There are a total of 6 people from which 3 will be picked randomly, so there are 6C3 = 20 possible combinations of scholars that can be chosen.
To calculate the probability of selecting 2 boys and a girl, we need to find the number of ways that this can occur. There are 4C2 ways to choose 2 boys from the 4 available, and 2C1 ways to choose 1 girl from the 2 available. Thus, the number of possible combinations of scholars that consist of 2 boys and 1 girl is:
4C2 * 2C1 = 6 * 2 = 12
Therefore, the probability of selecting 2 boys and 1 girl is:
12/20 = 0.6 or 60%
To find the probability, we need to determine the number of favorable outcomes and the total number of possible outcomes.
First, let's determine the total number of possible outcomes. Since 3 scholars will be chosen randomly from a set of 2 girls and 4 boys, the total number of possible outcomes can be calculated using combinations.

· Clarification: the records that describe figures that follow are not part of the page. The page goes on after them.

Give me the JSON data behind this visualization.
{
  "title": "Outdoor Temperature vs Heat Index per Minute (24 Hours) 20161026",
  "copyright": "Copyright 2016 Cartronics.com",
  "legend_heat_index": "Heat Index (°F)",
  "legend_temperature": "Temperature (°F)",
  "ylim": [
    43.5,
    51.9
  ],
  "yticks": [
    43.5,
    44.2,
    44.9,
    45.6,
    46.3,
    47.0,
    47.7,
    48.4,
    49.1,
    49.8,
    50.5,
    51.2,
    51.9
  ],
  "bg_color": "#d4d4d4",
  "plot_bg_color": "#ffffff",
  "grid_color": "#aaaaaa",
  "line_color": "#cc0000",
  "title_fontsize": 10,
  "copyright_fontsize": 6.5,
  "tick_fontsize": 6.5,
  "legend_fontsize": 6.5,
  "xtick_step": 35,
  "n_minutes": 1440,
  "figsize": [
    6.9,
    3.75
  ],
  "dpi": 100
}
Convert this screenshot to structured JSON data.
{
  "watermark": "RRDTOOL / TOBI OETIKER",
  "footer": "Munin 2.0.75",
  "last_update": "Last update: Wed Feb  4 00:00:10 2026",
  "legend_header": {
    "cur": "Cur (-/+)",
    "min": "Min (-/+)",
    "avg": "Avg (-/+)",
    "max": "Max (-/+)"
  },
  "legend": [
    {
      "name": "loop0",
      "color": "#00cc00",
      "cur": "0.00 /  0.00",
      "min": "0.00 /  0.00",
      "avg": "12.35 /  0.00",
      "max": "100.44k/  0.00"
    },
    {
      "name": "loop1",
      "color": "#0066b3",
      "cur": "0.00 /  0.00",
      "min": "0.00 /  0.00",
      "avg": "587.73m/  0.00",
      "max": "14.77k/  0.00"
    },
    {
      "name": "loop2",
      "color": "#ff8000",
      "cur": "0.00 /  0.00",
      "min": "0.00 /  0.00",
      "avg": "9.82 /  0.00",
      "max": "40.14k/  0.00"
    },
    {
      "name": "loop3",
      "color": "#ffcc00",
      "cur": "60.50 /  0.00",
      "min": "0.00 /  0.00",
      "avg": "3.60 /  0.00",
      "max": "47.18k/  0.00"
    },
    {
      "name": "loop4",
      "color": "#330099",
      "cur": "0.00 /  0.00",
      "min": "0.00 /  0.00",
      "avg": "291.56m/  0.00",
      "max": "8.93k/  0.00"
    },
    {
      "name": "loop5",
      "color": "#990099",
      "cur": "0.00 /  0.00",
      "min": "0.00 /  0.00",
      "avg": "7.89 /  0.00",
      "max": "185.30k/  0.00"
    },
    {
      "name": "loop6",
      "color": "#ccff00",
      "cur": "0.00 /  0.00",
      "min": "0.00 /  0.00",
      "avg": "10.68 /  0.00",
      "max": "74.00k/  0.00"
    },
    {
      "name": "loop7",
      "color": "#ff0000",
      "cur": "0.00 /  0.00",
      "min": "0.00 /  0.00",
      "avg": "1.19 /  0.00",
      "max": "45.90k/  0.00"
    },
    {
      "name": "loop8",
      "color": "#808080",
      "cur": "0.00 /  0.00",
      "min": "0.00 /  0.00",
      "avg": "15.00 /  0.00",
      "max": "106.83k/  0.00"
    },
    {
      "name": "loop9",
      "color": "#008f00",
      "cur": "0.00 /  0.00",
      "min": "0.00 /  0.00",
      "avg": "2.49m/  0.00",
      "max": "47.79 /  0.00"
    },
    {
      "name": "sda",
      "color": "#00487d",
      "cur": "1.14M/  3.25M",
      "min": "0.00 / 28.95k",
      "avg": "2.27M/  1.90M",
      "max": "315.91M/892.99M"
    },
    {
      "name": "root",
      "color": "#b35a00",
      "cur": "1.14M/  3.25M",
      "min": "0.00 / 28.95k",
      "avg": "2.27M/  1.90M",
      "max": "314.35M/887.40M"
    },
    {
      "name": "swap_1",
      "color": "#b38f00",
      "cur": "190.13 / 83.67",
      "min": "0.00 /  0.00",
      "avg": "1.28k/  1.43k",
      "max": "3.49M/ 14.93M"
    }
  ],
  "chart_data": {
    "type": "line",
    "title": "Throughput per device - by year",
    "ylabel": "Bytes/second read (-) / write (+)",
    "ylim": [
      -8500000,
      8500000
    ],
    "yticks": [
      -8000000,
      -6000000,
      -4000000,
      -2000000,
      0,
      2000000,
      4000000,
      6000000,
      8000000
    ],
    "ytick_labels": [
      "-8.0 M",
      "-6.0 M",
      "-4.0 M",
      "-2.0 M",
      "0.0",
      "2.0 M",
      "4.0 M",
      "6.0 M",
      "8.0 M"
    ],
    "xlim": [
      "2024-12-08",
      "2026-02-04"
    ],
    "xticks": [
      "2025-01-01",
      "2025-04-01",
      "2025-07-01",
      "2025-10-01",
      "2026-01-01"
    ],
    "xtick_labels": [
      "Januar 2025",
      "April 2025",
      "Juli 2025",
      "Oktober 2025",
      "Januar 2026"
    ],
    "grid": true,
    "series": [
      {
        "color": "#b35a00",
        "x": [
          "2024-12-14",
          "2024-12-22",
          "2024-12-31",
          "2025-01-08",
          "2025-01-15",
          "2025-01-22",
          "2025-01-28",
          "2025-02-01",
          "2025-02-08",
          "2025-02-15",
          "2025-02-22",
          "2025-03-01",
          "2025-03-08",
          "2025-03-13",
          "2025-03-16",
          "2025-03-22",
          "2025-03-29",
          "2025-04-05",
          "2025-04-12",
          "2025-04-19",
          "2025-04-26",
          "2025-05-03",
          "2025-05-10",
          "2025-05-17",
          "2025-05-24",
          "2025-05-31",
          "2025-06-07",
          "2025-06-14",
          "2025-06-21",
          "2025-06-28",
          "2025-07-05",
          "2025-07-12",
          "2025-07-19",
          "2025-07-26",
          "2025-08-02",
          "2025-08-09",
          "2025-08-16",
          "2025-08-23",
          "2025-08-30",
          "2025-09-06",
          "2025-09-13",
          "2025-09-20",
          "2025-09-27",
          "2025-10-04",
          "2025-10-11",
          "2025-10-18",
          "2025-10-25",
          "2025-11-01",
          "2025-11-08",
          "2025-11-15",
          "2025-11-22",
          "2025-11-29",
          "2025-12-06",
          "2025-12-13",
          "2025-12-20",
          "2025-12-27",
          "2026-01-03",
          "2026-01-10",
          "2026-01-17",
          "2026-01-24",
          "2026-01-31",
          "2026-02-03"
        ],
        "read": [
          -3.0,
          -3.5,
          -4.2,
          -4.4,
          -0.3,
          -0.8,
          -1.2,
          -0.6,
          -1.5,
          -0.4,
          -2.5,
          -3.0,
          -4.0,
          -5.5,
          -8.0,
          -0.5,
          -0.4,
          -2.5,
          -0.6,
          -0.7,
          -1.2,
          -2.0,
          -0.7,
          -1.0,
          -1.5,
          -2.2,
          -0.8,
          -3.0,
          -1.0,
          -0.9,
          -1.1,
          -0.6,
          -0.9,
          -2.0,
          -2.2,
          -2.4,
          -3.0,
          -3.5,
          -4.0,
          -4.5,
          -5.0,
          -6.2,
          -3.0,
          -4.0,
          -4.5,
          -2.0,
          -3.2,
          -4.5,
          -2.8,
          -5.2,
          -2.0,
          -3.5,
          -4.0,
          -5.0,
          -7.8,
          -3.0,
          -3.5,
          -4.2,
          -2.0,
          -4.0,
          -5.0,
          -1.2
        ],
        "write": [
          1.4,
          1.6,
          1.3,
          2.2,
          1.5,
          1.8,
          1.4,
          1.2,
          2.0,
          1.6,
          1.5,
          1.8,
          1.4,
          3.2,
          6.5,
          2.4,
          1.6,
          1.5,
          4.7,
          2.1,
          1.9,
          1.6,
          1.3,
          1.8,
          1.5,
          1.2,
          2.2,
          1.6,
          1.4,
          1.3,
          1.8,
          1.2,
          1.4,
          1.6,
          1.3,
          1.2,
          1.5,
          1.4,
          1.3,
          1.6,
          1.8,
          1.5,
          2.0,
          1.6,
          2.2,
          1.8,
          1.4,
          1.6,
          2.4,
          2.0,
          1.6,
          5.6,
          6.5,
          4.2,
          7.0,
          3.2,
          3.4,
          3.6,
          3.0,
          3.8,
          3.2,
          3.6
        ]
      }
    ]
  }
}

The total number of possible outcomes can be calculated as:
Total number of possible outcomes = C(6, 3) = 6! / (3!(6-3)!) = 20
Now, let's determine the number of favorable outcomes, i.e., the number of ways to select 2 boys and 1 girl.
The number of favorable outcomes can be calculated as:
Number of favorable outcomes = C(4, 2) * C(2, 1) = (4! / (2!(4-2)!) * (2! / (1!(2-1)!) = 6 * 2 = 12
Finally, we can calculate the probability that 2 boys and 1 girl will be chosen as:
Probability = Favorable outcomes / Total outcomes = 12 / 20 = 0.6
Therefore, the probability that 2 boys and 1 girl will be chosen is 0.6 or 60%.